The department had said last Monday that it would require immediate compliance. That caught clinics off guard and led Planned Parenthood and other providers to say they would defy the order. In a statement Sunday, the National Family Planning & Reproductive Health Association called the administration's action "wholly insufficient." The umbrella group, which represents the clinics, is suing in federal court to block the abortion restrictions.
Clare Coleman, president of the group, said the administration's latest notice amounts to "a few bullet points." "Failure (by HHS) to provide detailed implementation guidance may be the start of a game of 'gotcha' as it assesses compliance with the rule," the statement added.
The latest timetable from the administration says clinics must submit a compliance plan next month, and by mid-September must show they are carrying out most of the new requirements. Clinics have until next March to separate their office space and examination rooms from the physical facilities of providers that offer abortions.
By law, federal family planning money cannot be used to pay for abortions. But until now women who want to end their pregnancies could be referred by clinics to an abortion provider. Planned Parenthood, whose affiliates operate 400 clinics, provides both family planning and abortion services.
Under the administration rule, clinics also will be restricted in how they can discuss abortion as an option with pregnant women. Only physicians and advance practice clinicians will be able to have such discussions with patients. Counseling about abortion will be optional, instead of standard practice.
Known as Title X, the federal family planning program serves about 4 million women a year, and many low-income women also get basic health care from the clinics.

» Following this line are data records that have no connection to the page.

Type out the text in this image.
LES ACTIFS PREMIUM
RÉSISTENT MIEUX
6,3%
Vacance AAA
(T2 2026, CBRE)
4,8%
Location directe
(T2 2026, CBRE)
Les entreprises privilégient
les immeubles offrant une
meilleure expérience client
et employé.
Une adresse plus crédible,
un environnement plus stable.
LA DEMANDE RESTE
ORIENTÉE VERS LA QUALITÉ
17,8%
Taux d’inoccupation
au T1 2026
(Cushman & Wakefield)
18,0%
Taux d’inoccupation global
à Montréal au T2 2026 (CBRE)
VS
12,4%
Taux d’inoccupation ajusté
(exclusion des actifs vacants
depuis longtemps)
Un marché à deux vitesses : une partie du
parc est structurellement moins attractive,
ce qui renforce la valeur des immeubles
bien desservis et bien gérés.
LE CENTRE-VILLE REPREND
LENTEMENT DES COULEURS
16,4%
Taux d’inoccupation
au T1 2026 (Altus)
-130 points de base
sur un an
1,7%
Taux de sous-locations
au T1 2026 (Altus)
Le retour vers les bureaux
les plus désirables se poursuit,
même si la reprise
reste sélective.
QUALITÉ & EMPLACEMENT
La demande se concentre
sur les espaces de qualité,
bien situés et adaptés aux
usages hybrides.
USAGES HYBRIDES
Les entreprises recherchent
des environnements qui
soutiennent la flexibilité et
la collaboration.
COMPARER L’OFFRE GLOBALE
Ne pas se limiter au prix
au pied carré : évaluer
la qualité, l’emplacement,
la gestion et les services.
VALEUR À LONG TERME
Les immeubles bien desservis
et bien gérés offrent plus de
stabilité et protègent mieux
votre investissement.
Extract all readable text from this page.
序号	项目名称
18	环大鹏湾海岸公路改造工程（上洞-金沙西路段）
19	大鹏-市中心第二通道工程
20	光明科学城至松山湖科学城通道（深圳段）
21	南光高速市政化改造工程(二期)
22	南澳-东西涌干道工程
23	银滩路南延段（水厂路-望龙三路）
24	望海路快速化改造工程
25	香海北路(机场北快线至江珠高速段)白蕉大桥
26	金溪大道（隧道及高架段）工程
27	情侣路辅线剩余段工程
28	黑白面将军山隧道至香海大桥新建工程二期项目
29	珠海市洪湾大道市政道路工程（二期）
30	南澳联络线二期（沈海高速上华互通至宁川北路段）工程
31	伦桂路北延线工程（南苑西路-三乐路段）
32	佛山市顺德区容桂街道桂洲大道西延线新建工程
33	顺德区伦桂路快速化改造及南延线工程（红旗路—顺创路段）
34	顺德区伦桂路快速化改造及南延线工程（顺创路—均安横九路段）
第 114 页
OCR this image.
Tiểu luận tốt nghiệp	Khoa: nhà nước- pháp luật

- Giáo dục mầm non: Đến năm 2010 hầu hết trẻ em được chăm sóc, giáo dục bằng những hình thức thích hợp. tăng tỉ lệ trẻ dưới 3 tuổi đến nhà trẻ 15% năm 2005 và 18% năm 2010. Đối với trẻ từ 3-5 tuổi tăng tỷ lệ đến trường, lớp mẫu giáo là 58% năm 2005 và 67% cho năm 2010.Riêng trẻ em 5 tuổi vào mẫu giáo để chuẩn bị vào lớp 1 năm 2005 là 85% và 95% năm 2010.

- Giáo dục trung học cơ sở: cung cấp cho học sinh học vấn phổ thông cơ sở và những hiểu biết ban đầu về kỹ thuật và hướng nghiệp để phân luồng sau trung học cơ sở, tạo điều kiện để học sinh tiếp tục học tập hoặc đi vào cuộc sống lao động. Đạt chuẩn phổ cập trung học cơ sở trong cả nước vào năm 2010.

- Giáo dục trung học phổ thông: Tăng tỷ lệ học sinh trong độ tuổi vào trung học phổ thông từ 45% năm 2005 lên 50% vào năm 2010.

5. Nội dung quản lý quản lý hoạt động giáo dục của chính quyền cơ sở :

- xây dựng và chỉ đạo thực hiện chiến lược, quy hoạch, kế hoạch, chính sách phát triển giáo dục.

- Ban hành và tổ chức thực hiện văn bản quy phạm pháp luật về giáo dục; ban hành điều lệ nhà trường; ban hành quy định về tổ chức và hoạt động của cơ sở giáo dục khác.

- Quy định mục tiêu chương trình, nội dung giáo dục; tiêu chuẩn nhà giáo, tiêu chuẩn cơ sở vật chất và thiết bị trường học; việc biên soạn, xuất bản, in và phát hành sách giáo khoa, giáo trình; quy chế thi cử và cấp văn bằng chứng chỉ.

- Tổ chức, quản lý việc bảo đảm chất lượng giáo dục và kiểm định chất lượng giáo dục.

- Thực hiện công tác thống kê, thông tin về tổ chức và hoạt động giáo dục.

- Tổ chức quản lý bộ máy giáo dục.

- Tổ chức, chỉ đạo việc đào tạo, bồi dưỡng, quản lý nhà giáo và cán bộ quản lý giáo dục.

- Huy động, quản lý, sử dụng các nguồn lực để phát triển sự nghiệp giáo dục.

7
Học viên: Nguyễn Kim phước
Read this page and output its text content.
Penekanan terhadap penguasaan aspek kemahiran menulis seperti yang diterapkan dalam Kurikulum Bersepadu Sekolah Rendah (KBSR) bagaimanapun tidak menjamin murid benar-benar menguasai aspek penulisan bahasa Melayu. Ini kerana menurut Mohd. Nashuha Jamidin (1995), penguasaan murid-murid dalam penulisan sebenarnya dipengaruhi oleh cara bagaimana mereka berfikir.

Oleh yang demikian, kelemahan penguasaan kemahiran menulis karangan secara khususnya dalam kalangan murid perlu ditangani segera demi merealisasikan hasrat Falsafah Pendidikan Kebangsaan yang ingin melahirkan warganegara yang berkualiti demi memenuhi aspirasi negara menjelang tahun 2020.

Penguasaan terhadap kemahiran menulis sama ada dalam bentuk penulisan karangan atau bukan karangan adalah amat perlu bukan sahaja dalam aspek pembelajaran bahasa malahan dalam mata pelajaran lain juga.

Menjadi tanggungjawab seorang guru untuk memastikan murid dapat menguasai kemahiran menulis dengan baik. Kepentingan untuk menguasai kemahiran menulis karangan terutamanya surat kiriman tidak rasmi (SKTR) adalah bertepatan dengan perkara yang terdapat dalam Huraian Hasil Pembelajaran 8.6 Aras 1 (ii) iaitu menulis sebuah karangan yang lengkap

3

The department distributes about $260 million a year in grants to keep the program running.
The rule barring abortion referrals is part of a series of administration efforts to remake government policy on reproductive health to please conservatives who are a key part of President Donald Trump's political base. Religious conservatives see the family planning program as providing an indirect subsidy to Planned Parenthood, and they have long sought to deny the organization any federal money.